1 Reply Latest reply on Dec 31, 2003 12:17 PM by nmartel

    simple path from JRUN / IIS to JBoss / Apache

       

      "jim_stoll" wrote:
      "jim_stoll" wrote:
      hi !

      i am new to JBoss and i need some advice

      i have a requirement to bring in JBoss and Apache to replace JRun4 and IIS. What is spec'ed is simply to port our application over. Our application runs using JBuilder 6 to compile directly into the JRun default server/web-INF/Classes directory. When this project started about 4 years ago ANT and STRUTS were not even on the radar.

      Is there any simple way to continue on the venue ? That is is there any way we can avoid Struts and Ant and still get our code to run ?

      I already have prepared management for the possibility that we might have to $ upgrade our IDE... what i want to avoid is a long learning cycle in switching to JBoss < as in learning ANT and making our code conform to Struts >... too costly considering the number of developers vs budget we have.

      Any thoughts on this will be cherished

      Jim Stoll
      Lead Developer
      Joint Logistics Warfare Initative


        • 1. Re: simple path from JRUN / IIS to JBoss / Apache
          nmartel

           

          "nmartel@ll" wrote:
          "nmartel@ll" wrote:
          Your application might run under JBoss with some moderate amount of word. Just how much work is in front of you depends on how coupled you are to IIS and JRUN. If you followed a pure-Java coding paradigm and you conformed to SUN J2SDK1.3 you are a good part of the way there.

          The hit you will definitely take will be in the human interface side of things. Unless you are generating HTML and/or JSP to serve up pages, you will likely have some work to do. If you built a client or human interface as a pure Swing application, again you are nearly there.

          As for ANT, you don't necessarily need to use ANT. ANT is just a MAKE tool that is designed to be Java centric. When coupled with a robust IDE like ECLIPSE, the two give you a powerful build environment. The learning curve for us to use ANT was a couple of weeks (assumes you know Make, NMake, or similar structured build tool).

          As for STRUTS, this is an open-source model-view-controller (MVC) framework. The code allows you to construct applications quickly and separate the presentation of user data from the business logic from the storage paradigm.

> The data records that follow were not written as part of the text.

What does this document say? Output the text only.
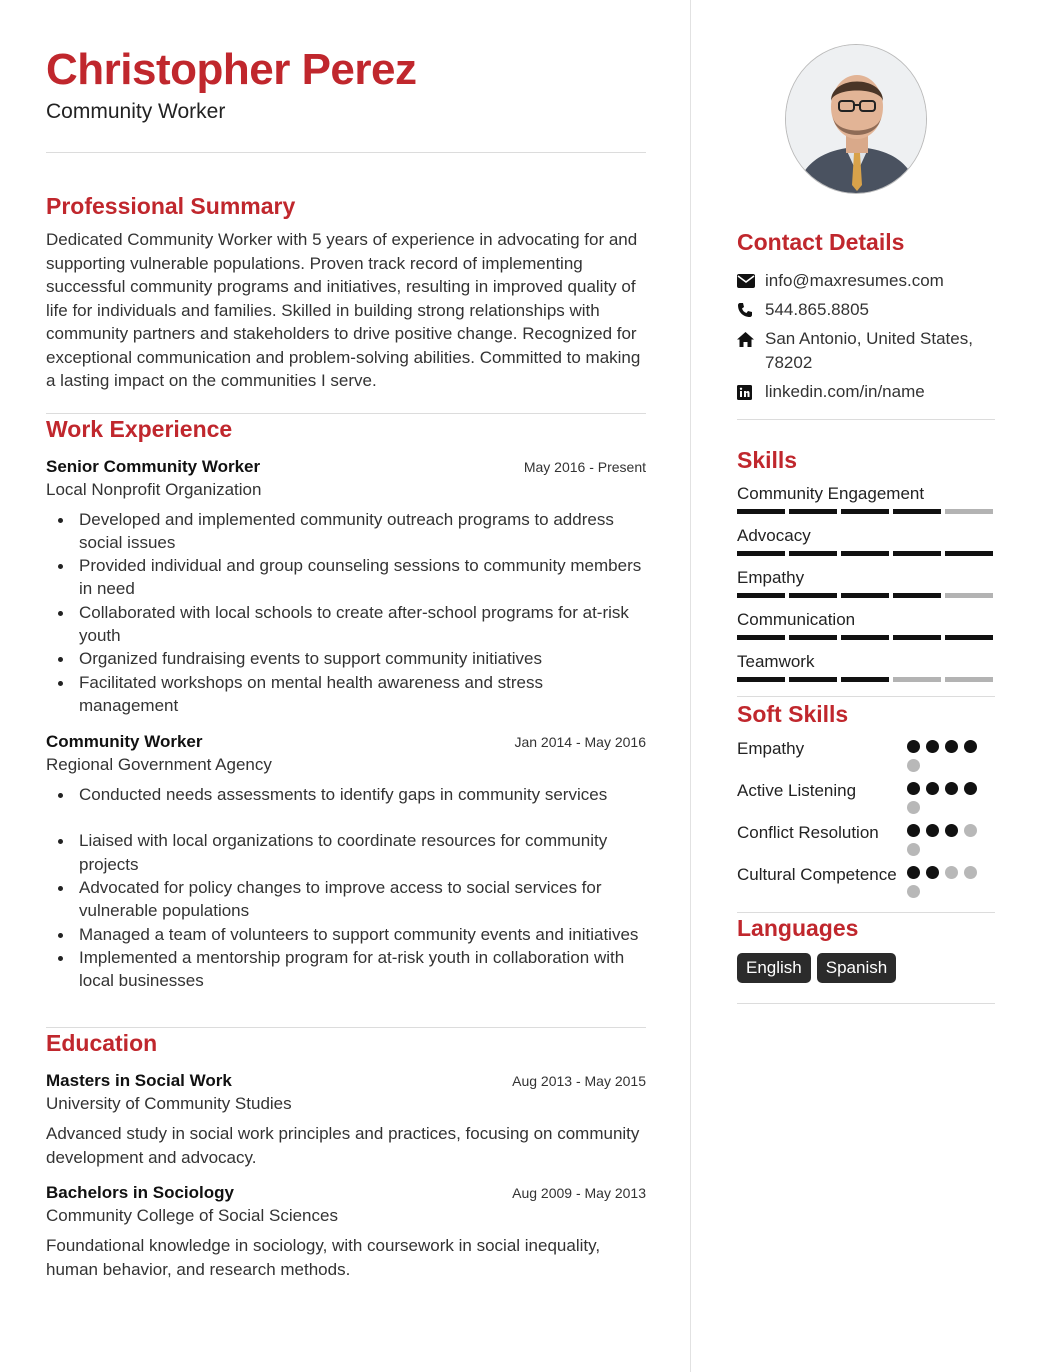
Christopher Perez
Community Worker
Professional Summary
Dedicated Community Worker with 5 years of experience in advocating for and supporting vulnerable populations. Proven track record of implementing successful community programs and initiatives, resulting in improved quality of life for individuals and families. Skilled in building strong relationships with community partners and stakeholders to drive positive change. Recognized for exceptional communication and problem-solving abilities. Committed to making a lasting impact on the communities I serve.
Work Experience
Senior Community Worker	May 2016 - Present
Local Nonprofit Organization
Developed and implemented community outreach programs to address social issues
Provided individual and group counseling sessions to community members in need
Collaborated with local schools to create after-school programs for at-risk youth
Organized fundraising events to support community initiatives
Facilitated workshops on mental health awareness and stress management
Community Worker	Jan 2014 - May 2016
Regional Government Agency
Conducted needs assessments to identify gaps in community services
Liaised with local organizations to coordinate resources for community projects
Advocated for policy changes to improve access to social services for vulnerable populations
Managed a team of volunteers to support community events and initiatives
Implemented a mentorship program for at-risk youth in collaboration with local businesses
Education
Masters in Social Work	Aug 2013 - May 2015
University of Community Studies
Advanced study in social work principles and practices, focusing on community development and advocacy.
Bachelors in Sociology	Aug 2009 - May 2013
Community College of Social Sciences
Foundational knowledge in sociology, with coursework in social inequality, human behavior, and research methods.
Contact Details
info@maxresumes.com
544.865.8805
San Antonio, United States, 78202
linkedin.com/in/name
Skills
Community Engagement
Advocacy
Empathy
Communication
Teamwork
Soft Skills
Empathy
Active Listening
Conflict Resolution
Cultural Competence
Languages
English	Spanish
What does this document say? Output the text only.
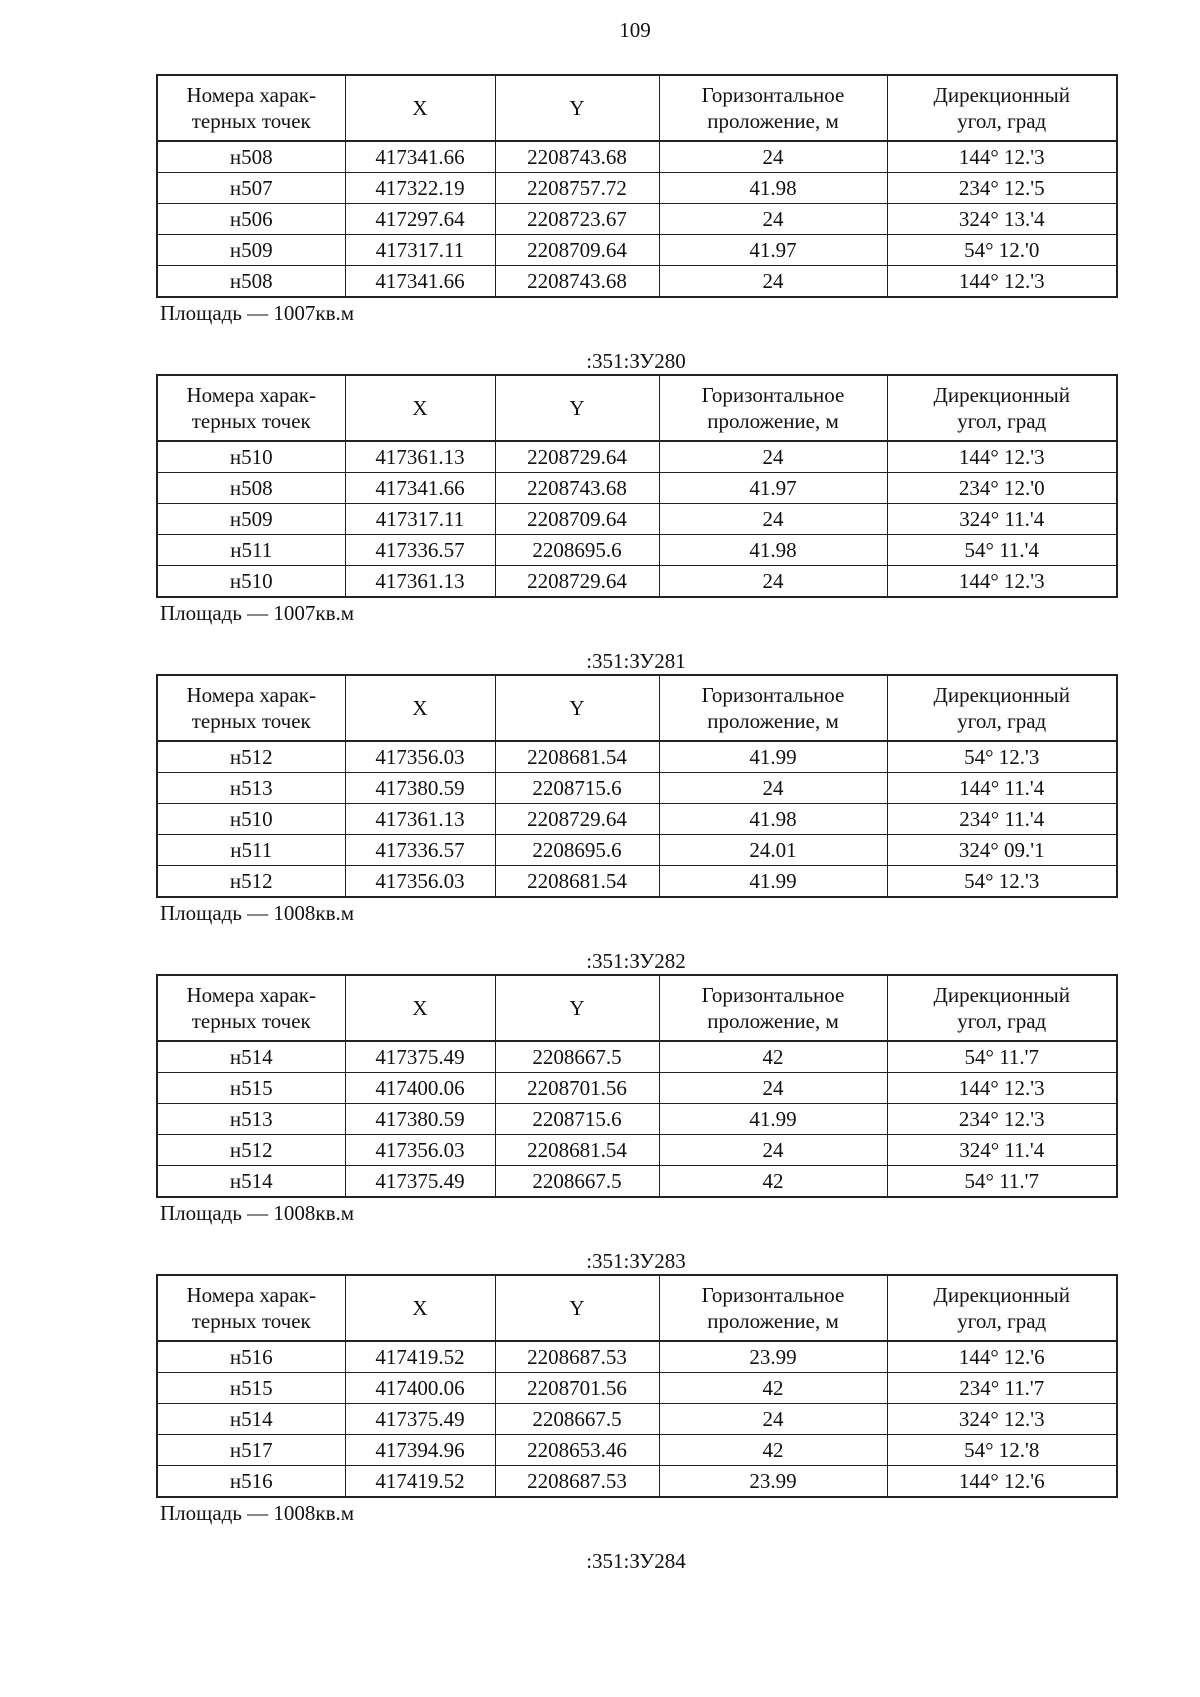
109
Номера харак-
терных точек	X	Y	Горизонтальное
проложение, м	Дирекционный
угол, град
н508	417341.66	2208743.68	24	144° 12.'3
н507	417322.19	2208757.72	41.98	234° 12.'5
н506	417297.64	2208723.67	24	324° 13.'4
н509	417317.11	2208709.64	41.97	54° 12.'0
н508	417341.66	2208743.68	24	144° 12.'3
Площадь — 1007кв.м
:351:ЗУ280
Номера харак-
терных точек	X	Y	Горизонтальное
проложение, м	Дирекционный
угол, град
н510	417361.13	2208729.64	24	144° 12.'3
н508	417341.66	2208743.68	41.97	234° 12.'0
н509	417317.11	2208709.64	24	324° 11.'4
н511	417336.57	2208695.6	41.98	54° 11.'4
н510	417361.13	2208729.64	24	144° 12.'3
Площадь — 1007кв.м
:351:ЗУ281
Номера харак-
терных точек	X	Y	Горизонтальное
проложение, м	Дирекционный
угол, град
н512	417356.03	2208681.54	41.99	54° 12.'3
н513	417380.59	2208715.6	24	144° 11.'4
н510	417361.13	2208729.64	41.98	234° 11.'4
н511	417336.57	2208695.6	24.01	324° 09.'1
н512	417356.03	2208681.54	41.99	54° 12.'3
Площадь — 1008кв.м
:351:ЗУ282
Номера харак-
терных точек	X	Y	Горизонтальное
проложение, м	Дирекционный
угол, град
н514	417375.49	2208667.5	42	54° 11.'7
н515	417400.06	2208701.56	24	144° 12.'3
н513	417380.59	2208715.6	41.99	234° 12.'3
н512	417356.03	2208681.54	24	324° 11.'4
н514	417375.49	2208667.5	42	54° 11.'7
Площадь — 1008кв.м
:351:ЗУ283
Номера харак-
терных точек	X	Y	Горизонтальное
проложение, м	Дирекционный
угол, град
н516	417419.52	2208687.53	23.99	144° 12.'6
н515	417400.06	2208701.56	42	234° 11.'7
н514	417375.49	2208667.5	24	324° 12.'3
н517	417394.96	2208653.46	42	54° 12.'8
н516	417419.52	2208687.53	23.99	144° 12.'6
Площадь — 1008кв.м
:351:ЗУ284
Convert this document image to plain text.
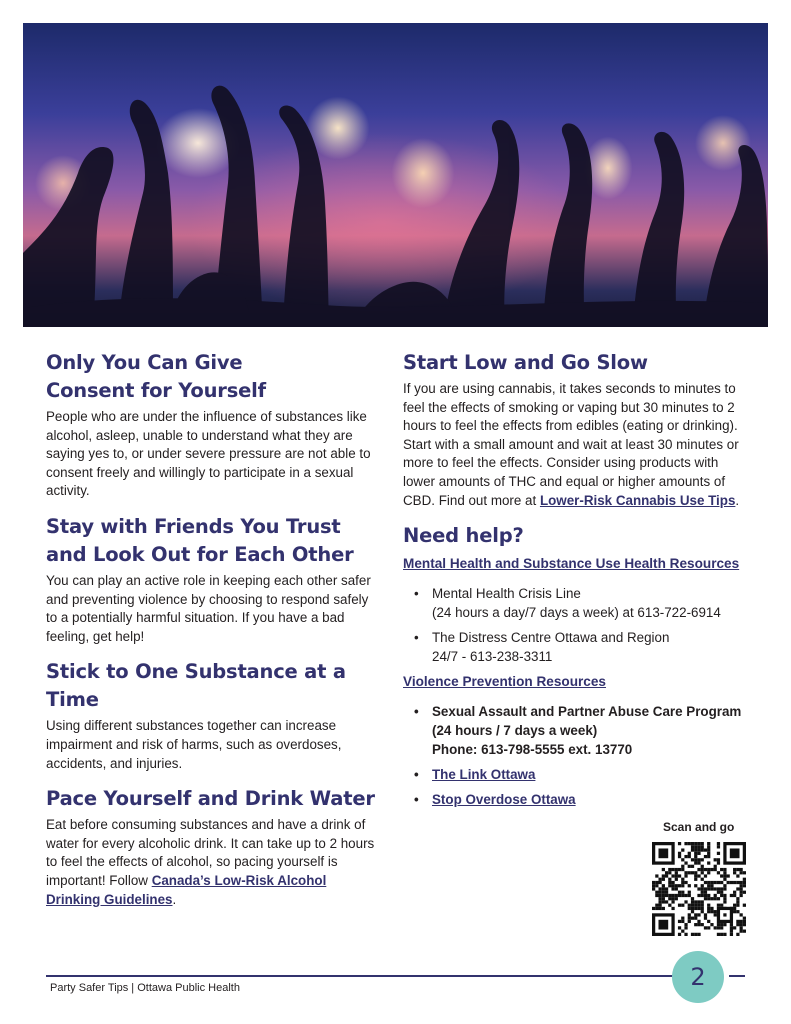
Only You Can Give
Consent for Yourself

People who are under the influence of substances like alcohol, asleep, unable to understand what they are saying yes to, or under severe pressure are not able to consent freely and willingly to participate in a sexual activity.

Stay with Friends You Trust
and Look Out for Each Other

You can play an active role in keeping each other safer and preventing violence by choosing to respond safely to a potentially harmful situation. If you have a bad feeling, get help!

Stick to One Substance at a Time

Using different substances together can increase impairment and risk of harms, such as overdoses, accidents, and injuries.

Pace Yourself and Drink Water

Eat before consuming substances and have a drink of water for every alcoholic drink. It can take up to 2 hours to feel the effects of alcohol, so pacing yourself is important! Follow Canada’s Low-Risk Alcohol Drinking Guidelines.

Start Low and Go Slow

If you are using cannabis, it takes seconds to minutes to feel the effects of smoking or vaping but 30 minutes to 2 hours to feel the effects from edibles (eating or drinking). Start with a small amount and wait at least 30 minutes or more to feel the effects. Consider using products with lower amounts of THC and equal or higher amounts of CBD. Find out more at Lower-Risk Cannabis Use Tips.

Need help?
Mental Health and Substance Use Health Resources
• Mental Health Crisis Line
(24 hours a day/7 days a week) at 613-722-6914
• The Distress Centre Ottawa and Region
24/7 - 613-238-3311
Violence Prevention Resources
• Sexual Assault and Partner Abuse Care Program
(24 hours / 7 days a week)
Phone: 613-798-5555 ext. 13770
• The Link Ottawa
• Stop Overdose Ottawa
Scan and go
Party Safer Tips | Ottawa Public Health	2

          STRUTS has been improved on with a graphical user interface package that plays nicely with STRUTS (the package is appropriately named Velocity). The concept here is that tags are generated and used to build your displays and these are substitued by real elements and data at runtime by the framework and app server.

          The learning curve on STRUTS was about 1 month, getting truly productive with STRUTS was about 3 months. The book "Struts Kick Start" as found to be very helpful.